Though the study was undertaken in USA, and one can safely assume that the results could deviate for the global averages, but not be drastically opposite. Picture this, a university-educated person, between the ages of 25-34, in 1972, could expect to earn 22% more than a peer without a degree, but today this figure has risen to 70%. This simply indicates the increased demand for skilled workers, having undergone official education and training. However, a newly published report by PayScale, a research firm, says that the benefits of a college degree are not evenly distributed across all fields. The report compares the career earnings of college graduates with the present-day cost of a degree at their alma maters, after taking account of financial aid.
The report concludes that exclusivity of a college or its selectivity might be a big pull, but the financial viability depends far more on the courses studies than the university itself. In the USA, here is the 20-years annualised return on various college degrees:
Engineering and Computer-Science: Engineering and computer-science students earn most, achieving an impressive 20-year annualised return of 12% (the S&P 500 managed a return of just 7.8%). Engineers were also least dependent on institutional prestige: graduates from less-selective schools experienced only a slight decrease in average returns, thereby, indicating the overall favourablity of degrees of this field from the market-perspective.
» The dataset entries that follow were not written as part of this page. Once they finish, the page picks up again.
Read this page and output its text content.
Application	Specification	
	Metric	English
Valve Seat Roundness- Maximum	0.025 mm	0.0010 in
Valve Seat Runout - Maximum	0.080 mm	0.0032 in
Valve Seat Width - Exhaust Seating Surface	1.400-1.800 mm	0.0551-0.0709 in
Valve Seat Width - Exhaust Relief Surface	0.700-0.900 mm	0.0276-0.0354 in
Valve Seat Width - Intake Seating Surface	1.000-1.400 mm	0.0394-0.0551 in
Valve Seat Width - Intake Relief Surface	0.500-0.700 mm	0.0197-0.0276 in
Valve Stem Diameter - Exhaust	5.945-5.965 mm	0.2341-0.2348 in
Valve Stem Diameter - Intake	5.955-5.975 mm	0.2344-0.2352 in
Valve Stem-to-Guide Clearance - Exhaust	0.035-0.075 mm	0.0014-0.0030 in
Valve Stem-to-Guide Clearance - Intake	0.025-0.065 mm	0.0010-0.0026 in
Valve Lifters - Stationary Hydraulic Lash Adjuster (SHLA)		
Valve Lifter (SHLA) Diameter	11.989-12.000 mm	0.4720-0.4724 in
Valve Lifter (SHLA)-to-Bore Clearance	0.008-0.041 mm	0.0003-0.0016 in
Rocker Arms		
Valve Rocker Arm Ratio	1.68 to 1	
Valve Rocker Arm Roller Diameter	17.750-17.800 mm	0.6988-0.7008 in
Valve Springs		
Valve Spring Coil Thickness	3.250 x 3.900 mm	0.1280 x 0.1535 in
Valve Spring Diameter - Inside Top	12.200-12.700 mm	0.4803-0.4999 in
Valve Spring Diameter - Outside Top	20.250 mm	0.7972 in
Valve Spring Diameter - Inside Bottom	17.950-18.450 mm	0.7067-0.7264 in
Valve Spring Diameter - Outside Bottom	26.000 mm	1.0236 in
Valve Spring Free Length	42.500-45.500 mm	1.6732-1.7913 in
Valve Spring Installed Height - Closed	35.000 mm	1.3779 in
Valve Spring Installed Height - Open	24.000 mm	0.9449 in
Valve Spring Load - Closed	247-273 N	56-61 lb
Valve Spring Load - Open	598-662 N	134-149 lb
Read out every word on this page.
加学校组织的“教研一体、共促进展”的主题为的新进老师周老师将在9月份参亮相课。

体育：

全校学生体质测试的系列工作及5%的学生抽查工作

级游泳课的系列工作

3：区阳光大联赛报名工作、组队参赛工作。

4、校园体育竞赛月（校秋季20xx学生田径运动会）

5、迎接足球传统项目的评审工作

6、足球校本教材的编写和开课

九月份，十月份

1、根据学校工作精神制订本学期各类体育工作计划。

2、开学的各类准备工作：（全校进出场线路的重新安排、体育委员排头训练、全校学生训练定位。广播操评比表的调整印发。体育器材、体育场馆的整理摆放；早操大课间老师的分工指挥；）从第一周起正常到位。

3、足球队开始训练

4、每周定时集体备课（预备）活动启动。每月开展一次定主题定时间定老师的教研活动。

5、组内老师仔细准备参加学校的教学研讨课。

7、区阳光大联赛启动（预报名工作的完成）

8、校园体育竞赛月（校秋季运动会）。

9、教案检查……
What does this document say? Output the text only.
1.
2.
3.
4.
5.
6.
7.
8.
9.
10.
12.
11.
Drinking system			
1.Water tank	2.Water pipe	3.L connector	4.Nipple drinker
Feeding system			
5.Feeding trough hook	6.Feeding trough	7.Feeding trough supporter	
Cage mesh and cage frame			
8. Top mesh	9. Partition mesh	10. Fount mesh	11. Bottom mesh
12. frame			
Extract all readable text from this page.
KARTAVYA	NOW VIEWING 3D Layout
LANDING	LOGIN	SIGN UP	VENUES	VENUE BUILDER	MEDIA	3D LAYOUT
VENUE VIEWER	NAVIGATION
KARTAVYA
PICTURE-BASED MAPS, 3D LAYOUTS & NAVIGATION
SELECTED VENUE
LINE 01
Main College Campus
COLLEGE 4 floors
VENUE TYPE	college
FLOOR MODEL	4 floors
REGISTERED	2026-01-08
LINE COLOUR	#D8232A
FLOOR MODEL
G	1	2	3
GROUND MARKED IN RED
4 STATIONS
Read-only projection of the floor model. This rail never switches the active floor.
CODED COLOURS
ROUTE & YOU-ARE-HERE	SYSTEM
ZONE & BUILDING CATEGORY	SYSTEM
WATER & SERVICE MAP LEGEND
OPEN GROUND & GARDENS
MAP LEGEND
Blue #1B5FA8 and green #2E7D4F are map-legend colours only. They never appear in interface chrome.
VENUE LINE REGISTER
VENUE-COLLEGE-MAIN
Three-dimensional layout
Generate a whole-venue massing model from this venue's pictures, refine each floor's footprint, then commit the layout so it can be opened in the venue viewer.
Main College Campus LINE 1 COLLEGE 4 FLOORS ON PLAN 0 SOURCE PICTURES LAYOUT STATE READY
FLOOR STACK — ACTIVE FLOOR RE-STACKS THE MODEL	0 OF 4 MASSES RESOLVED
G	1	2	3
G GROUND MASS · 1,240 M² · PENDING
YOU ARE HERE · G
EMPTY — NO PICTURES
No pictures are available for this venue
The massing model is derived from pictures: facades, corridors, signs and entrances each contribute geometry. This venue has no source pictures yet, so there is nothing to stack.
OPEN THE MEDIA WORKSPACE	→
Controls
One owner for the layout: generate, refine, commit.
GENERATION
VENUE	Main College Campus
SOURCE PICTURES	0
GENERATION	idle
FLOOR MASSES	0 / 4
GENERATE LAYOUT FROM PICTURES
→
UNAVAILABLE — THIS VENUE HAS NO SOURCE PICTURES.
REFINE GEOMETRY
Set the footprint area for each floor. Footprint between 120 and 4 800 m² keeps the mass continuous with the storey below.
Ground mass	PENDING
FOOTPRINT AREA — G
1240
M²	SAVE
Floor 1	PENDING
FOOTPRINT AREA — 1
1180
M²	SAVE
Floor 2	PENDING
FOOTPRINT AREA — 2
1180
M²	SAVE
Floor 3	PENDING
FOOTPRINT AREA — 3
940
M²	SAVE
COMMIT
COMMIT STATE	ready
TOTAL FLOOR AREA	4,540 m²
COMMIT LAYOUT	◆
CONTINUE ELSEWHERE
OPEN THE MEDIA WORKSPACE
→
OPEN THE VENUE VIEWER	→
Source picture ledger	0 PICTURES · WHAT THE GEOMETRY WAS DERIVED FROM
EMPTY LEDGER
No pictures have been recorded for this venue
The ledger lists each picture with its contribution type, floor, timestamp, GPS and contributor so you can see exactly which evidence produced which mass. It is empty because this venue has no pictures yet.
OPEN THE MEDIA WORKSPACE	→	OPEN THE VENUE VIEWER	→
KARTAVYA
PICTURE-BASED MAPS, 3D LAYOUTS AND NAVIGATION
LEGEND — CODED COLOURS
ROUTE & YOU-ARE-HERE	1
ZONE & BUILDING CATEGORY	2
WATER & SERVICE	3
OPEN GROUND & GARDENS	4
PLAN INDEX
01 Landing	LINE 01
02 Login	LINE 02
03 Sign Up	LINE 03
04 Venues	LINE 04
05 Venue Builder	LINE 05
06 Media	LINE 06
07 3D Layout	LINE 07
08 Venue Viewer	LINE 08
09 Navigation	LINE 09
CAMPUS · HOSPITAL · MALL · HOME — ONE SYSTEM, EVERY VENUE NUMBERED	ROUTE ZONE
Business and Economics: The field of Business and Economics did manage to maintain an average of 8.7% return.
Arts & Humanities: Arts and Humanities course gave varying returns, from figures as high as 12% to that in negative. However, the effect of a college’s admission rate had very minimal impact on the value of the degree, in other words, the value of the course undertaken was of optimal importance.
It is essential to understand the study in its context of living costs, student loans and other factors. Though the paradigm is essentially different in India, but a similar pattern can witness superficially, where careers in sciences, specially engineering and computers, if nothing provide you with better chances of being employed, as opposed to an arts or a humanities graduate. However, the scenario for students from arts and humanities is changing rapidly with the emergence of new careers, owing to the many transitions the global society is undergoing. The writer of this article is almost certain that, if a similar study is undertaken in India, results would be on similar lines. That being said, exciting times lie ahead for Indian students in all fields, as India is only waking up to train its massive human resources, and ensuring that they meet global standards of employablility.
So if you don’t already know what you are going to study, don’t bet on the name of the college to make up for it, for the repute of a university seldom comes to the rescue of individuals during hiring. One needs to have a strong knowledge base of their subject, and relevant skills to exhibit the same. Call it a curse, or a blessing, certain fields might seem easier in terms of extracting the return on investment than others, but at the end of the day, the college, and even the course to an extent, are dwarfed in one’s willingness and passion to learn new skills, and find a job in accordance with those.